Tissue engineering technology may provide an alternative approach for building a functional urinary conduit to store urine for patients with bladder cancer who require total cystectomy. Various biodegradable scaffolds seeded with cells have been introduced for bladder reconstruction or urinary conduit procedures. Most of these biomaterials are biodegradable, including natural collagen materials i.e. bladder submucosa, (BSM) [2], small intestine submucosa (SIS) [3] or collagen type I matrix [4] and synthetic polymers such as polyglycolic acid (PGA), poly (lactic-co-glycolic acid) (PLGA)[5], [6] and biocarbon [7]. Most degradable biomaterials, promote cellular interaction and tissue development, and possess adequate mechanical and physical properties. However, natural collagen scaffolds cannot maintain a robust physical structure in an in vivo environment when used in total or subtotal bladder replacement, resulting in graft collapse, contraction, formation of fibrosis, and shrinkage of the new bladder, with resultant decreased bladder capacity [8]. A biomaterial with a retained hollow structure, anti-fibrosis properties, and a 3D porous microstructure for graft cell seeding would be highly desirable for creating a viable tissue-engineered urinary conduit.

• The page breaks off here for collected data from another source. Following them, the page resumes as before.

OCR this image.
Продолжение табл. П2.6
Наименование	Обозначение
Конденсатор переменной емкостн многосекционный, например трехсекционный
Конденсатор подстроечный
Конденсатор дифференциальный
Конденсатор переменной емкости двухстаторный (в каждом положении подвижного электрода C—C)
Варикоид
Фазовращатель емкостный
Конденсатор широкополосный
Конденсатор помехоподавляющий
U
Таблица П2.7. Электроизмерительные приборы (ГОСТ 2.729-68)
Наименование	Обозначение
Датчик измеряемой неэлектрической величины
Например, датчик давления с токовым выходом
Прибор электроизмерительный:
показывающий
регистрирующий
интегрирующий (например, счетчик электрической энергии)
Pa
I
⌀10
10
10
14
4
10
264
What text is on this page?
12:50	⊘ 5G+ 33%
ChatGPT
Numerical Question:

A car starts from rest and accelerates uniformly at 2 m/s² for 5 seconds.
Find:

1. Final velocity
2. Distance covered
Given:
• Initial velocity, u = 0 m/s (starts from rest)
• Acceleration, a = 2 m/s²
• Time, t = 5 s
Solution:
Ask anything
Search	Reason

Tissue-engineered urinary conduits and tissue-engineered bladders are similar in structure, but different in function. Both constructs require a hollow structure lined with urothelium on the lumen side. A new bladder or conduit covered with urothelial tissue can prevent stone, calcification, or scar formation caused by the naked muscle layer or biomaterial being directly exposed to urine [9], [10]. However, tissue-engineered urinary conduits are mainly used to store urine and they are emptied via catheterization in continent diversion or a channel in conduit diversion. Unlike engineered bladder tissue, an engineered conduit does not need to contract to empty itself, and thus the development of a thick muscular wall is not required. Furthermore, tissue-engineered bladders must be constructed using a degradable biomaterial to allow the necessary muscle contractility to develop, but this type of contractility is not required for the development of functional tissue-engineered conduits. Although either resorbable or non-resorbable materials can be used in tissue-engineered urinary conduits, a non-resorbable bacterial cellulose material can be an attractive alternative.

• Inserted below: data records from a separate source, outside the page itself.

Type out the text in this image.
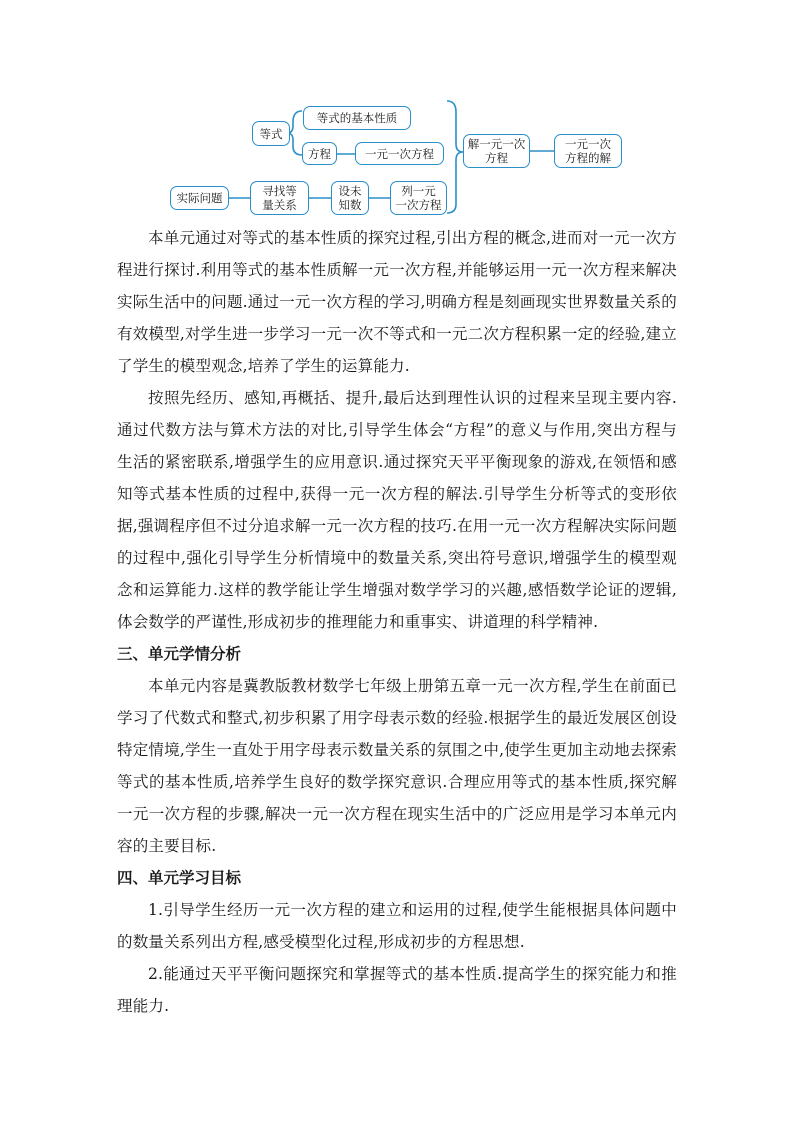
等式
等式的基本性质
方程	一元一次方程
解一元一次
方程
一元一次
方程的解
实际问题	寻找等
量关系
设未
知数
列一元
一次方程

本单元通过对等式的基本性质的探究过程,引出方程的概念,进而对一元一次方程进行探讨.利用等式的基本性质解一元一次方程,并能够运用一元一次方程来解决实际生活中的问题.通过一元一次方程的学习,明确方程是刻画现实世界数量关系的有效模型,对学生进一步学习一元一次不等式和一元二次方程积累一定的经验,建立了学生的模型观念,培养了学生的运算能力.

按照先经历、感知,再概括、提升,最后达到理性认识的过程来呈现主要内容.通过代数方法与算术方法的对比,引导学生体会“方程”的意义与作用,突出方程与生活的紧密联系,增强学生的应用意识.通过探究天平平衡现象的游戏,在领悟和感知等式基本性质的过程中,获得一元一次方程的解法.引导学生分析等式的变形依据,强调程序但不过分追求解一元一次方程的技巧.在用一元一次方程解决实际问题的过程中,强化引导学生分析情境中的数量关系,突出符号意识,增强学生的模型观念和运算能力.这样的教学能让学生增强对数学学习的兴趣,感悟数学论证的逻辑,体会数学的严谨性,形成初步的推理能力和重事实、讲道理的科学精神.

三、单元学情分析

本单元内容是冀教版教材数学七年级上册第五章一元一次方程,学生在前面已学习了代数式和整式,初步积累了用字母表示数的经验.根据学生的最近发展区创设特定情境,学生一直处于用字母表示数量关系的氛围之中,使学生更加主动地去探索等式的基本性质,培养学生良好的数学探究意识.合理应用等式的基本性质,探究解一元一次方程的步骤,解决一元一次方程在现实生活中的广泛应用是学习本单元内容的主要目标.

四、单元学习目标

1.引导学生经历一元一次方程的建立和运用的过程,使学生能根据具体问题中的数量关系列出方程,感受模型化过程,形成初步的方程思想.

2.能通过天平平衡问题探究和掌握等式的基本性质.提高学生的探究能力和推理能力.
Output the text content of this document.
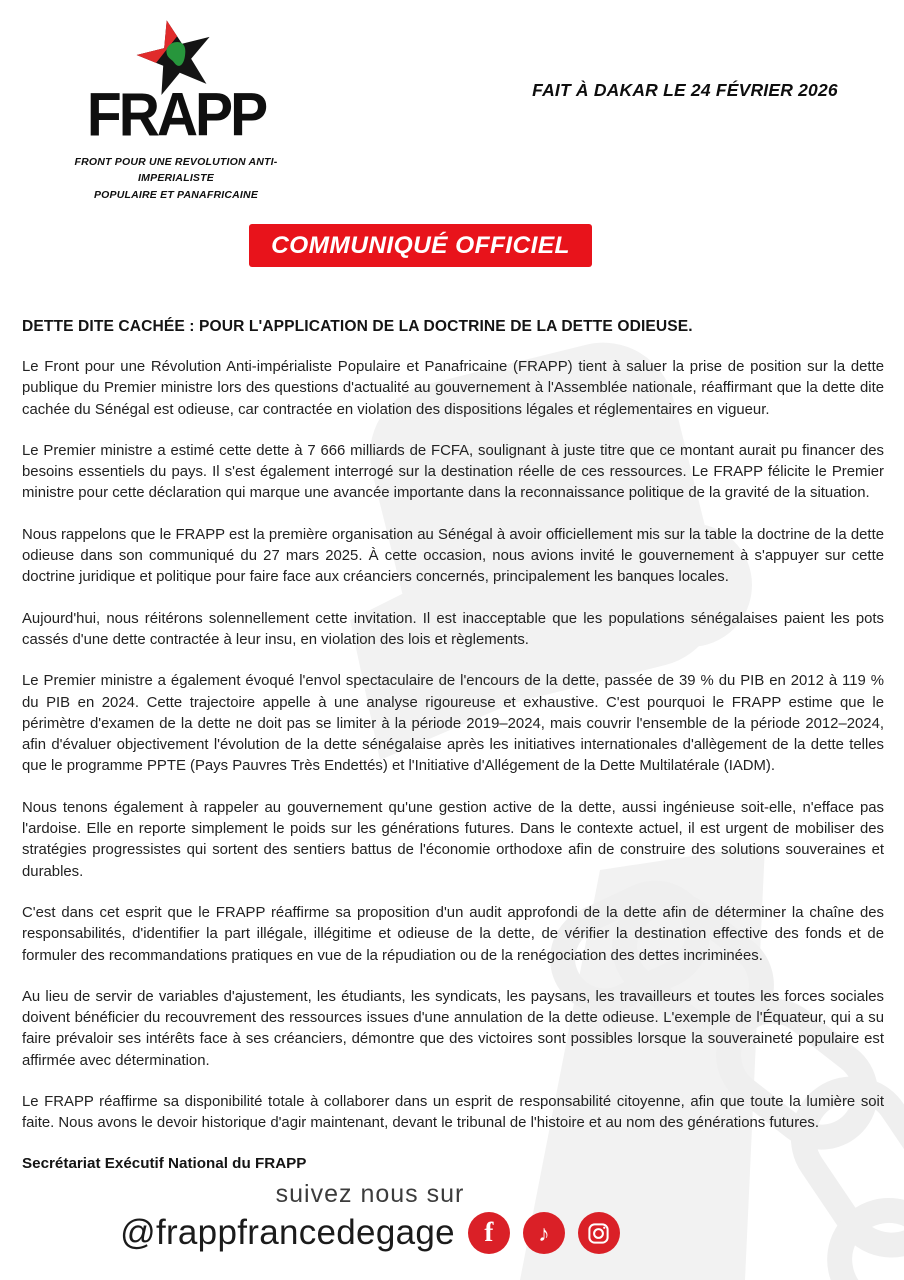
FRAPP
FRONT POUR UNE REVOLUTION ANTI-IMPERIALISTE
POPULAIRE ET PANAFRICAINE
FAIT À DAKAR LE 24 FÉVRIER 2026
COMMUNIQUÉ OFFICIEL
DETTE DITE CACHÉE : POUR L'APPLICATION DE LA DOCTRINE DE LA DETTE ODIEUSE.

Le Front pour une Révolution Anti-impérialiste Populaire et Panafricaine (FRAPP) tient à saluer la prise de position sur la dette publique du Premier ministre lors des questions d'actualité au gouvernement à l'Assemblée nationale, réaffirmant que la dette dite cachée du Sénégal est odieuse, car contractée en violation des dispositions légales et réglementaires en vigueur.

Le Premier ministre a estimé cette dette à 7 666 milliards de FCFA, soulignant à juste titre que ce montant aurait pu financer des besoins essentiels du pays. Il s'est également interrogé sur la destination réelle de ces ressources. Le FRAPP félicite le Premier ministre pour cette déclaration qui marque une avancée importante dans la reconnaissance politique de la gravité de la situation.

Nous rappelons que le FRAPP est la première organisation au Sénégal à avoir officiellement mis sur la table la doctrine de la dette odieuse dans son communiqué du 27 mars 2025. À cette occasion, nous avions invité le gouvernement à s'appuyer sur cette doctrine juridique et politique pour faire face aux créanciers concernés, principalement les banques locales.

Aujourd'hui, nous réitérons solennellement cette invitation. Il est inacceptable que les populations sénégalaises paient les pots cassés d'une dette contractée à leur insu, en violation des lois et règlements.

Le Premier ministre a également évoqué l'envol spectaculaire de l'encours de la dette, passée de 39 % du PIB en 2012 à 119 % du PIB en 2024. Cette trajectoire appelle à une analyse rigoureuse et exhaustive. C'est pourquoi le FRAPP estime que le périmètre d'examen de la dette ne doit pas se limiter à la période 2019–2024, mais couvrir l'ensemble de la période 2012–2024, afin d'évaluer objectivement l'évolution de la dette sénégalaise après les initiatives internationales d'allègement de la dette telles que le programme PPTE (Pays Pauvres Très Endettés) et l'Initiative d'Allégement de la Dette Multilatérale (IADM).

Nous tenons également à rappeler au gouvernement qu'une gestion active de la dette, aussi ingénieuse soit-elle, n'efface pas l'ardoise. Elle en reporte simplement le poids sur les générations futures. Dans le contexte actuel, il est urgent de mobiliser des stratégies progressistes qui sortent des sentiers battus de l'économie orthodoxe afin de construire des solutions souveraines et durables.

C'est dans cet esprit que le FRAPP réaffirme sa proposition d'un audit approfondi de la dette afin de déterminer la chaîne des responsabilités, d'identifier la part illégale, illégitime et odieuse de la dette, de vérifier la destination effective des fonds et de formuler des recommandations pratiques en vue de la répudiation ou de la renégociation des dettes incriminées.

Au lieu de servir de variables d'ajustement, les étudiants, les syndicats, les paysans, les travailleurs et toutes les forces sociales doivent bénéficier du recouvrement des ressources issues d'une annulation de la dette odieuse. L'exemple de l'Équateur, qui a su faire prévaloir ses intérêts face à ses créanciers, démontre que des victoires sont possibles lorsque la souveraineté populaire est affirmée avec détermination.

Le FRAPP réaffirme sa disponibilité totale à collaborer dans un esprit de responsabilité citoyenne, afin que toute la lumière soit faite. Nous avons le devoir historique d'agir maintenant, devant le tribunal de l'histoire et au nom des générations futures.

Secrétariat Exécutif National du FRAPP
suivez nous sur
@frappfrancedegage	f	♪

Bacterial cellulose is a natural biopolymer and consists of a network of nanofibrils which possess high mechanical strength [11]. This material is highly hydrophilic, non-cytotoxic, and stable within a wide range of temperatures and pH levels. Although bacterial cellulose polymer is non-degradable, it is an FDA-approved material used clinically in wound dressing [12], and it has been evaluated to repair cartilage, provide drug delivery, and replace dura mater or small-caliber blood vessels [13], [14], [15], [16]. Thus, this biomaterial might be a good candidate as scaffold for fabricating a urinary conduit.

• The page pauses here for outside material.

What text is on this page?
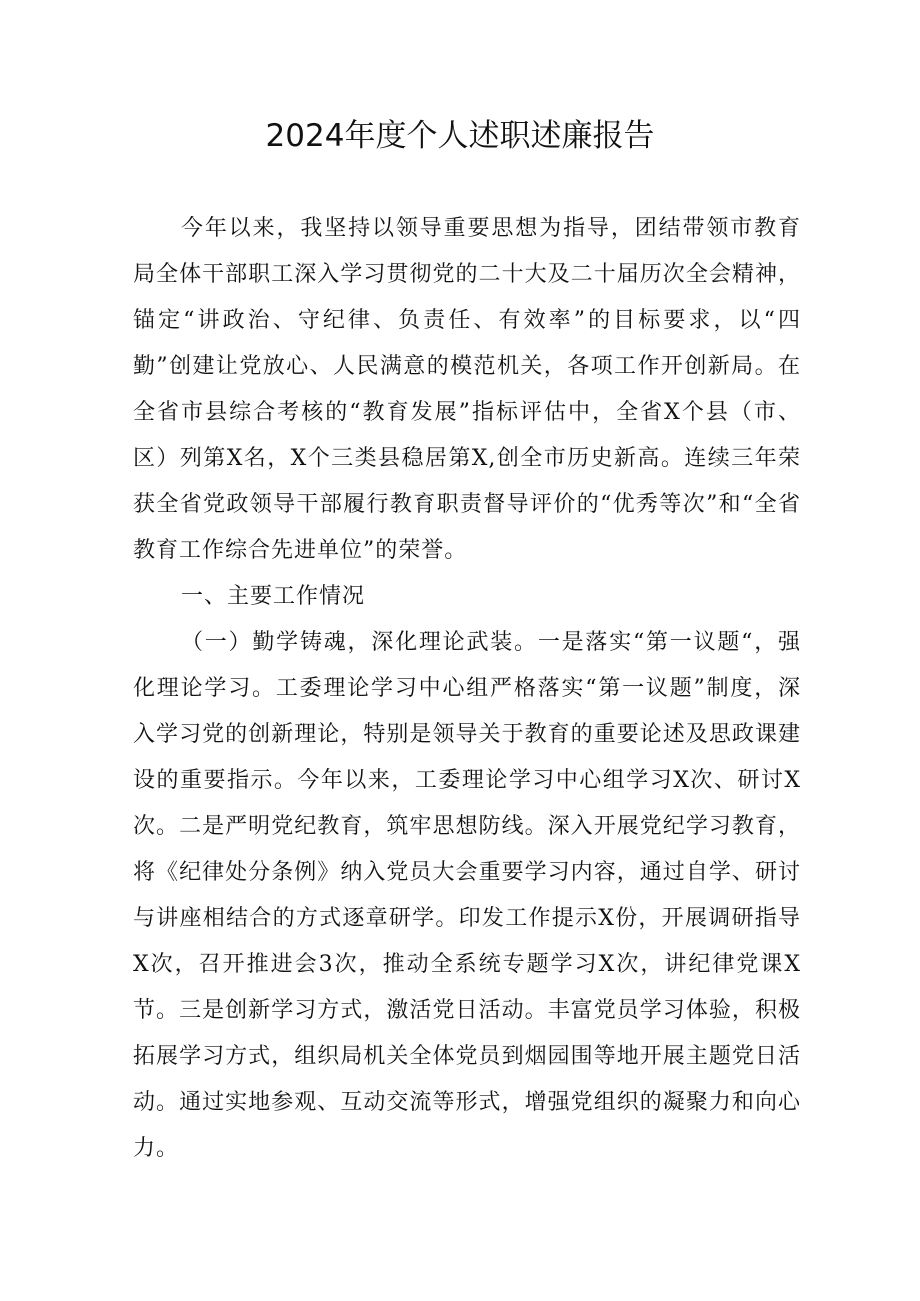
2024年度个人述职述廉报告

今年以来，我坚持以领导重要思想为指导，团结带领市教育局全体干部职工深入学习贯彻党的二十大及二十届历次全会精神，锚定“讲政治、守纪律、负责任、有效率”的目标要求，以“四勤”创建让党放心、人民满意的模范机关，各项工作开创新局。在全省市县综合考核的“教育发展”指标评估中，全省X个县（市、区）列第X名，X个三类县稳居第X,创全市历史新高。连续三年荣获全省党政领导干部履行教育职责督导评价的“优秀等次”和“全省教育工作综合先进单位”的荣誉。

一、主要工作情况

（一）勤学铸魂，深化理论武装。一是落实“第一议题“，强化理论学习。工委理论学习中心组严格落实“第一议题”制度，深入学习党的创新理论，特别是领导关于教育的重要论述及思政课建设的重要指示。今年以来，工委理论学习中心组学习X次、研讨X次。二是严明党纪教育，筑牢思想防线。深入开展党纪学习教育，将《纪律处分条例》纳入党员大会重要学习内容，通过自学、研讨与讲座相结合的方式逐章研学。印发工作提示X份，开展调研指导X次，召开推进会3次，推动全系统专题学习X次，讲纪律党课X节。三是创新学习方式，激活党日活动。丰富党员学习体验，积极拓展学习方式，组织局机关全体党员到烟园围等地开展主题党日活动。通过实地参观、互动交流等形式，增强党组织的凝聚力和向心力。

Another critical factor in generating tissue-engineered urinary conduits for patients with bladder cancer is the cell source. Traditionally, cells obtained from bladder biopsies are a main cell source for cell-based tissue engineering in urinary tract reconstruction. However, healthy cells might not be available in patients with bladder cancer or chronic inflammation. Cancer-free urothelial cells or stem cells from the upper urinary tract provide an alternative cell source. Our recent study demonstrated that urine-derived cells can be collected from the upper urinary tract. These cells possess stem cell features, including self-renewal and multipotential differentiation [unpublished data]. Urine-derived stem cells from the upper urinary tract can be differentiated into urothelial and smooth muscle cells. It would be a simple and low-cost approach to harvest cells from patients who already have a nephrostomy tube in place.

The goal of this study was to produce a tissue-engineered urinary conduit structure with 3D urothelial mucosa using autologous urine-derived stem cells, cultured within 3D porous bacterial cellulose under dynamic culture conditions. This cell-based tissue-engineered conduit may be useful for patients with end-stage bladder diseases who need bladder reconstruction.